BOMBER: THE CONDUCTOR

mahes.varaa
Chapter #5

BAB 5

Tuk, tuk!! Damar mengetukkan jarinya sembari menatap papan di mana terpajang beberapa foto dari teror bom-bomber lima hari yang lalu.

Lima bom, Damar mengetukkan jarinya lagi sembari berpikir dengan keras. Tuk, tuk!!  Kenapa aku merasa lima bom itu punya arti?

Buk!! Pukulan kencang di bahunya, membuat Damar yang duduk menatap ke arah papan di ruang kerja timnya memikirkan banyak rancangan, langsung tersentak.

“Apa yang-“ Damar tidak sempat menyelesaikan ucapannya bernada kesal ketika menoleh dan menemukan ketua timnya-Erdo sedang berdiri di belakangnya dengan kedua tangan di pinggangnya.

“Apa?? Kenapa??” Erdo berbalik bertanya dengan nada dingin dan tatapan tajamnya pada Damar.

“Ah, nggak, Pak! Sa-saya kira … anak-anak yang biasanya godain saya!” Buru-buru, Damar langsung mengganti raut wajahnya dan nada bicaranya ketika menyadari orang yang memukul bahunya adalah atasannya-Erdo.

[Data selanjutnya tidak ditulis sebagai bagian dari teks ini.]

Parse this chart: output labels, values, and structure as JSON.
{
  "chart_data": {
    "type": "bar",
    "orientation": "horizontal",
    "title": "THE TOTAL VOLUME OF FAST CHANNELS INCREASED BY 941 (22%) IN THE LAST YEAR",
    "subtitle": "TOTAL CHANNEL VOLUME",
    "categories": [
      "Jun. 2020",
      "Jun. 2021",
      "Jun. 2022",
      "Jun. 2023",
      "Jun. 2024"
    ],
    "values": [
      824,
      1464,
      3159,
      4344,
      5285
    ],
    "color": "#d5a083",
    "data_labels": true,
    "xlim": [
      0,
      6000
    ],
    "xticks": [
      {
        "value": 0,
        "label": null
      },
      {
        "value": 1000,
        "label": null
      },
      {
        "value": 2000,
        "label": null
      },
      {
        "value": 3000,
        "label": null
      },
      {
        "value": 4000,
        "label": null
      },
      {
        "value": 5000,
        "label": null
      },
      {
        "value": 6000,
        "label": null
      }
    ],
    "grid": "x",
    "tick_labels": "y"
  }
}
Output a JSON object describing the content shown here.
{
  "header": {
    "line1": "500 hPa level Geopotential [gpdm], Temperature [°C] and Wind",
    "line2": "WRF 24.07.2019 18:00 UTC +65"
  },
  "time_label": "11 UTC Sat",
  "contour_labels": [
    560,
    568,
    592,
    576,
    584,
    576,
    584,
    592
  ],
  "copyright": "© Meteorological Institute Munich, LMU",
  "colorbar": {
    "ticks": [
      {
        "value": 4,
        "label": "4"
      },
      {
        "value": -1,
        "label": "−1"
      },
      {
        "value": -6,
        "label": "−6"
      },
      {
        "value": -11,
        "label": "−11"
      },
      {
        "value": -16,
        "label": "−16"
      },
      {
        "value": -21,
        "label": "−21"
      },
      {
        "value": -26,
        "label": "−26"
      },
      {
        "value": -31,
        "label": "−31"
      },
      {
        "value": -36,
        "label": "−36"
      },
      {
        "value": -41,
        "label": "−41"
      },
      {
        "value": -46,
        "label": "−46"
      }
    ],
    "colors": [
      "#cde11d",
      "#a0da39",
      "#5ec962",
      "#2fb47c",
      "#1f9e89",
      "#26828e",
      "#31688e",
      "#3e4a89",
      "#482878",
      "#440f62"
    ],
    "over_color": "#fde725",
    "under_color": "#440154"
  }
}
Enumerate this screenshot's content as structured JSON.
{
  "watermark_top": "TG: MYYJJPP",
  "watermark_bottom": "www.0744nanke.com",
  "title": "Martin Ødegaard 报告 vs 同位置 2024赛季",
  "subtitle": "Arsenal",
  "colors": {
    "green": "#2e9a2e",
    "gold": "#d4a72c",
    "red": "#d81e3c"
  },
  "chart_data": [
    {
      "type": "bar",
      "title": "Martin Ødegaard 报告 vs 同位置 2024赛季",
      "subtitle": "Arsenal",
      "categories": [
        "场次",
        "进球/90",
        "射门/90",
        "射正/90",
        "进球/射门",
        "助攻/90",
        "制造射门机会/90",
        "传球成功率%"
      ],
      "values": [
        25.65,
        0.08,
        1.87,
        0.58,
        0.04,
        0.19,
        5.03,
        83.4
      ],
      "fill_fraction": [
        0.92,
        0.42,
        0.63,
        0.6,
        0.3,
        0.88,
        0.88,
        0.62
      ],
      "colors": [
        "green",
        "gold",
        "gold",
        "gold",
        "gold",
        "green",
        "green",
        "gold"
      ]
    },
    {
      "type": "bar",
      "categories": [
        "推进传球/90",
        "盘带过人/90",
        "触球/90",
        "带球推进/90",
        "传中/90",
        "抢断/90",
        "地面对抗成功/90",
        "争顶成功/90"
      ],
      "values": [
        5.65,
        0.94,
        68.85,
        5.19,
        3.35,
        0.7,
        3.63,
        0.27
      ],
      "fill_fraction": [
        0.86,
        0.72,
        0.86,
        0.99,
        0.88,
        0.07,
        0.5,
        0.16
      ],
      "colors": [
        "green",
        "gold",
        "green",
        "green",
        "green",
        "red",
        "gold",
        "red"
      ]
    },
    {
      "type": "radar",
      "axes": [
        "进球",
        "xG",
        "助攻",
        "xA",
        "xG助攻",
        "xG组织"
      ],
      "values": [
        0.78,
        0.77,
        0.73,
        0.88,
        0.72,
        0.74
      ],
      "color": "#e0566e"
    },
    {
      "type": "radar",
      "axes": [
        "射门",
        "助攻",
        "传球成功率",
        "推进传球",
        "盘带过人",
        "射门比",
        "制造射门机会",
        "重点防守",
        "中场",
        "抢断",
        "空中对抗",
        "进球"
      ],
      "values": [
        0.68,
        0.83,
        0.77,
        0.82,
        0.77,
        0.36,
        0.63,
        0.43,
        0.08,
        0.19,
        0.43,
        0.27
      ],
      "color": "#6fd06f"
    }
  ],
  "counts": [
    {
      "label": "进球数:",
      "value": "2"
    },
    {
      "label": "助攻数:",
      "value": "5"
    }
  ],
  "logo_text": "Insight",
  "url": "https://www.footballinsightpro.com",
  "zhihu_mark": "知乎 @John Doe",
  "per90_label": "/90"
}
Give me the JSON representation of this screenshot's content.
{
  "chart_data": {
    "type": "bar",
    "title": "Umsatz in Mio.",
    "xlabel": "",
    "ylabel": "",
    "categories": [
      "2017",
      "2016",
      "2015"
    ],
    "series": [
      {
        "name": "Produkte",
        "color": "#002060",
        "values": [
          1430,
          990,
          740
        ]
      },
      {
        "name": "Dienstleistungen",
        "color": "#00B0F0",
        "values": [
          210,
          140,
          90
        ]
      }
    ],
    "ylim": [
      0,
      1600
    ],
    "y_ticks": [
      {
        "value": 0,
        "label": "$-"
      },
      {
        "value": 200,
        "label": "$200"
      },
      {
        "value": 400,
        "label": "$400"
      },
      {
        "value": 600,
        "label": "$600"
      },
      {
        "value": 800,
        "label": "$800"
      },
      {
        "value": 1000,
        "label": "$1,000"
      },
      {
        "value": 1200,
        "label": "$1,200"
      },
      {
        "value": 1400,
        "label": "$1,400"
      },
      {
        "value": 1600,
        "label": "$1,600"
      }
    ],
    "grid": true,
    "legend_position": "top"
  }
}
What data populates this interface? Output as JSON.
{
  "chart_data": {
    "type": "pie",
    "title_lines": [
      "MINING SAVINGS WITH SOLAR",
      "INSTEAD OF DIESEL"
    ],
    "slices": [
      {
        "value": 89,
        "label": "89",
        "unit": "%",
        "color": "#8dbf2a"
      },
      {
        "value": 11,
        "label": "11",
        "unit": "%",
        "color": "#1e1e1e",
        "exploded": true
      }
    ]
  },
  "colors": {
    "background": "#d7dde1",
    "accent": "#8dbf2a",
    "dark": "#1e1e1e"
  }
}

“Kupikir kamu bakalan marah, Damar!” Dengan cepat Erdo mengganti raut wajahnya dan nada bicaranya seolah mengatakan apa yang baru saja diperlihatkannya pada Damar adalah candaan darinya.

“Ng-nggak kok, Pak!” Damar buru-buru berdiri dari duduknya, dengan menundukkan kepala sebagai tanda hormatnya.

Buk! Erdo merangkul Damar dan memaksa Damar untuk berjalan mengikutinya. “Apa kamu lupa kalo kita punya tugas hari ini? Kenapa kamu malah duduk di sini melamun memandang papan itu?”

Ah benar! Aku hampir lupa! Damar langsung teringat tugas khususnya hari ini. Lima hari berlalu dan penyelidikan mengenai bomber yang meneror Kota J, masih belum ditemukan petunjuknya sedikit pun. Dan hari ini … hari di mana salah satu event terbesar, teramai dan paling menarik perhatian di Kota J diadakan, banyak anggota kepolisian dikerahkan untuk berjaga sepanjang jalur karnaval.

Komisaris berpesan karena bomber peneror itu belum ditemukan, polisi diharapkan untuk siaga dan waspada selama bulan Agustus mengingat bulan ini adalah bulan tersibuk di Kota J.

“Ma-maaf, Pak. Saya terlalu fokus berpikir sampai lupa kalo ada tugas penting hari ini.”

“Apa yang kamu pikirkan, Damar?” Erdo melepaskan rangkulannya di bahu Damar ketika sudah hampir berada di luar bangunan kantor pusat kepolisian Kota J.

Damar mendekat kepalanya ke arah Erdo dan bicara dengan nada lirihnya.  Damar ingat  pesan komisaris mengenai masalah mengenai bomber itu, yang hanya boleh diketahui oleh pihak kepolisian saja. “Lima bom itu, Pak.”

“Kenapa dengan itu?” Erdo bicara sama lirihnya dengan Damar.

“Saya merasa bahwa lima bom itu punya maksud sendiri.”

Damar dan Erdo berhenti di barisan polisi yang siap berangkat menuju ke tempat siaga mereka dan berjaga sepanjang perjalanan peserta karnaval.

“Kenapa mikir gitu?” Erdo bertanya dengan nada lirihnya lagi.

“Keterangan saksi dan korban. Mereka bilang ledakannya tidak bersamaan.”

“Hanya itu?” Erdo mengerutkan alisnya merasa heran.

“Ya, Pak.”

“Yah … bisa ya, bisa juga nggak. Kita belum tahu kan karena kita belum tangkap bomber itu!” Erdo menjawab.

“Ya, Pak.”

“Kita pikirkan masalah itu nanti! Sekarang kita punya tugas yang lebih penting dulu!”  Erdo bicara dengan mimik wajahnya yang sedikit kesal menatap langit biru tanpa sedikit pun awan. “Berkat bomber sialan itu, kita para detektif sampe harus terjun untuk berjaga di jalanan!”